What is upsampling and downsampling?
In a classification task, there is a high chance for the algorithm to be biased if the dataset is imbalanced. An imbalanced dataset is one in which the number of samples in one class is very higher or lesser than the number of samples in the other class. An example of an imbalanced dataset is the task of classifying 10% and 90% car loans given to a bank’s customers. In this scenario, the algorithm is likely to be biased towards classifying all the 10% loans as good and all the 90% loans as bad. An algorithm that is not biased, however, will always classify a class as good or bad. This means that the decision of whether a loan is good or bad, for example, can’t be determined without determining the probability of each class.

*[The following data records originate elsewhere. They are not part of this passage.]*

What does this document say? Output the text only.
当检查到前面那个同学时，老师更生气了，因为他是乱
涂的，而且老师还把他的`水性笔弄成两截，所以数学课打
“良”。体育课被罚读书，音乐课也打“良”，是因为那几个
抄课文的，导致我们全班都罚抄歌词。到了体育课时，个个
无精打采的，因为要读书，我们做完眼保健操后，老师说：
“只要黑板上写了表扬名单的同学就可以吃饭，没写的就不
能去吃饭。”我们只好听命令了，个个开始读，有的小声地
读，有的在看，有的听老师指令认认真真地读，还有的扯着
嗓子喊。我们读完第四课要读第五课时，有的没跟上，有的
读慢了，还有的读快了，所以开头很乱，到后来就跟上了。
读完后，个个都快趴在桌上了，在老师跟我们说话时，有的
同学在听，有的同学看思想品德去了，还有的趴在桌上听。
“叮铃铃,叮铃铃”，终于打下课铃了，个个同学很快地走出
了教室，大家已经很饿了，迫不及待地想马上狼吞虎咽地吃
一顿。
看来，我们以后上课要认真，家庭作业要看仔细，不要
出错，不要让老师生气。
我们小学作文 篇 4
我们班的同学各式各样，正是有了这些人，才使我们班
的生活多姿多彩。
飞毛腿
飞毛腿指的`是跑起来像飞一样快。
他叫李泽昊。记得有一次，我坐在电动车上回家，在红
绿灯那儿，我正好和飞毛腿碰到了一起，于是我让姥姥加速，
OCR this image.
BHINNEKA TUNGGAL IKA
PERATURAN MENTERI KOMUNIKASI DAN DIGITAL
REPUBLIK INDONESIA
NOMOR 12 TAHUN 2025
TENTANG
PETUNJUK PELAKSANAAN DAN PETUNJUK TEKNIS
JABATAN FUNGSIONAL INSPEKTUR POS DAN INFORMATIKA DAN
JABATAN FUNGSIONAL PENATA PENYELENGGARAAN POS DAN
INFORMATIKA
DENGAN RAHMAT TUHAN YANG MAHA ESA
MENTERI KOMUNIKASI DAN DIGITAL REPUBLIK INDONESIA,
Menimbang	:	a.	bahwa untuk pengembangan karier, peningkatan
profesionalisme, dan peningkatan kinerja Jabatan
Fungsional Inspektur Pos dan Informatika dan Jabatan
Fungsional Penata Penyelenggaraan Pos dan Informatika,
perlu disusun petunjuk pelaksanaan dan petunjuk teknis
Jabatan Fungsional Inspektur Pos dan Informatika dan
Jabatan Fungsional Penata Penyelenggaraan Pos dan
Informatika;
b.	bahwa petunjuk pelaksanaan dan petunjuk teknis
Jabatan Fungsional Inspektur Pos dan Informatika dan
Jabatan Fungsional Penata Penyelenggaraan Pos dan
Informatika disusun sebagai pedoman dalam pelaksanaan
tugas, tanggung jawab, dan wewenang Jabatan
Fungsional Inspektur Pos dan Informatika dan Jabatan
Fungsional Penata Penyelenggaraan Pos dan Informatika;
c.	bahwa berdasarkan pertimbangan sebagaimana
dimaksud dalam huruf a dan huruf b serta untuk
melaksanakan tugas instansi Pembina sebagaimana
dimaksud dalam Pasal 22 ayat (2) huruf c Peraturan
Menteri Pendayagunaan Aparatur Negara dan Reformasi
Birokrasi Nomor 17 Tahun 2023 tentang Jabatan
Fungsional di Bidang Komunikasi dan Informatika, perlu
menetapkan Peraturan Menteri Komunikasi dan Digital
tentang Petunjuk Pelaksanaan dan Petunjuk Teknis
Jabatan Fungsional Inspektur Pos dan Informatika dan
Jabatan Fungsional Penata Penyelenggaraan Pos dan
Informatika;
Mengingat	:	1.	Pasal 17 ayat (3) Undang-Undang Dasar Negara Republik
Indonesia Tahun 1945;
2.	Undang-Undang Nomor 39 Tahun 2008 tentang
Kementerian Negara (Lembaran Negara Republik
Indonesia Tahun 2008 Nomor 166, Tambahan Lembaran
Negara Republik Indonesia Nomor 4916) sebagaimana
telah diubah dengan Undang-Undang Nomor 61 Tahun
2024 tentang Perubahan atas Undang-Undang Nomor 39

Sampling is a method of data collection where we happen to observe a small subset of the population. One of the biggest problems with sampling is that if it is done in an imbalanced way, then we end up with biased data. To counter such imbalanced datasets, we use a technique called up-sampling and down-sampling. Up-sampling and down-sampling work by taking a small subset of the population, and then applying a correction or weighting process to that subset to ensure that the data collected is reflective of the population as a whole. For example, in an experiment on people’s opinions on different opinions, we might want to find out what percentage of people agree with opinion A and opinion B.
In up-sampling, we randomly duplicate the observations from the minority class in order to reinforce its signal. The most common way is to resample with replacement. This is equivalent to creating a random variable that has mean 0, and variance 1. For example, if we wanted to apply up-sampling on the data in the following table: Class A Class B Class C Number of Observations 5 10 15 Mean 3.5 4 5 Variance 2 2 1Number of Observations resampled with replacement: 5, 10, 15. Mean resampled with replacement: 2.05, 2.75, 3 .5. Variance resampled with replacement: 2, 2, 1. This ensures that the mean and variance of the resampled data are consistent with those of the original data set.
In down-sampling, we randomly remove the observations from the majority class. Thus after up-sampling or down-sampling, the dataset becomes balanced with same number of observations in each class .The final result of up-sampling and down-sampling is to preserve the distribution of the data.. .One way of decreasing the variance in a dataset is to down-sample the data.